Boiling point elevation is a fascinating concept that explains how the boiling point of a solvent increases when a solute is added. This is one of the colligative properties, which depend only on the number of solute particles in the solution, not the type of particles.
Let's break it down:

• The increase in the boiling point is directly proportional to the molality of the solution, which is the number of moles of solute per kilogram of solvent.
• The formula for boiling point elevation is \( \Delta T_b = K_b \cdot m \), where \( \Delta T_b \) represents the change in boiling point, \( K_b \) is the ebullioscopic constant specific to each solvent, and \( m \) is the molality.

In the exercise, a 1 molal glucose solution causes a 2 K elevation. Therefore, \( \Delta T_b = 2 \); and, as calculated, \( K_b = 2 \ \, \text{K} \). Understanding how the boiling point increases with solute addition helps us grasp real-world applications like in cooking, where salt in water raises the boiling point to cook food more efficiently.

Freezing point depression is another intriguing colligative property, closely related to boiling point elevation. It describes how the freezing point of a solvent decreases when a solute is dissolved in it.
The basic principles are:

• The freezing point decreases in proportion to the molality of the solution.
• Its formula is given by \( \Delta T_f = K_f \cdot m \), where \( \Delta T_f \) is the decrease in freezing point, \( K_f \) is the cryoscopic constant of the solvent, and \( m \) is the molality.

In the provided exercise, a 2 molal glucose solution lowers the freezing point by the same amount—2 K. By applying the formula, we find \( K_f = 1 \ \, \text{K} \). This concept is often applied in real-life scenarios like in adding antifreeze to car radiators to lower the freezing point of the engine's coolant, thus preventing damage in cold weather.

Molality is a measure of the concentration of a solution. It is used specifically in colligative properties due to its temperature-independent nature.
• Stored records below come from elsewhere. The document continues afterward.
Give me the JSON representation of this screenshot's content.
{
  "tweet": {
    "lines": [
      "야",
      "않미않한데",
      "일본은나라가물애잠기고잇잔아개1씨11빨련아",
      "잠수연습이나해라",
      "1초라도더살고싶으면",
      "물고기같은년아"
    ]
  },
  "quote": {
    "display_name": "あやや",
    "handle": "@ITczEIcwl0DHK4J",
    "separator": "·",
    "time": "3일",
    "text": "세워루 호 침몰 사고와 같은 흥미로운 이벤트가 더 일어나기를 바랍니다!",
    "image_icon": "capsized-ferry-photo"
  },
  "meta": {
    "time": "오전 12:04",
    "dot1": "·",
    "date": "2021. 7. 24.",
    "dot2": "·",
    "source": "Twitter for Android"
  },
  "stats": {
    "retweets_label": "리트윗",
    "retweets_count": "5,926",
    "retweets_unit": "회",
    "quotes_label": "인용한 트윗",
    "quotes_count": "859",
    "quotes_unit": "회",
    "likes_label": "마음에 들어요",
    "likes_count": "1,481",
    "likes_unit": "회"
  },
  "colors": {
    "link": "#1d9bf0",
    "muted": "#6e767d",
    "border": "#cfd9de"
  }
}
Let's delve into its specifics:
Molality refers to:

• The number of moles of solute per kilogram of solvent, denoted by \( m \).
• Unlike molarity, which involves volume and can vary with temperature, molality is unaffected by temperature changes, making it reliable for studies involving boiling point elevation and freezing point depression.

In the solved exercise, molality helps describe how the given concentration of glucose solutions affects the boiling and freezing points.Thus, molality serves as a crucial parameter in understanding colligative properties, allowing for predictable and quantifiable changes in physical properties of the solution just by dissolving more or fewer particles.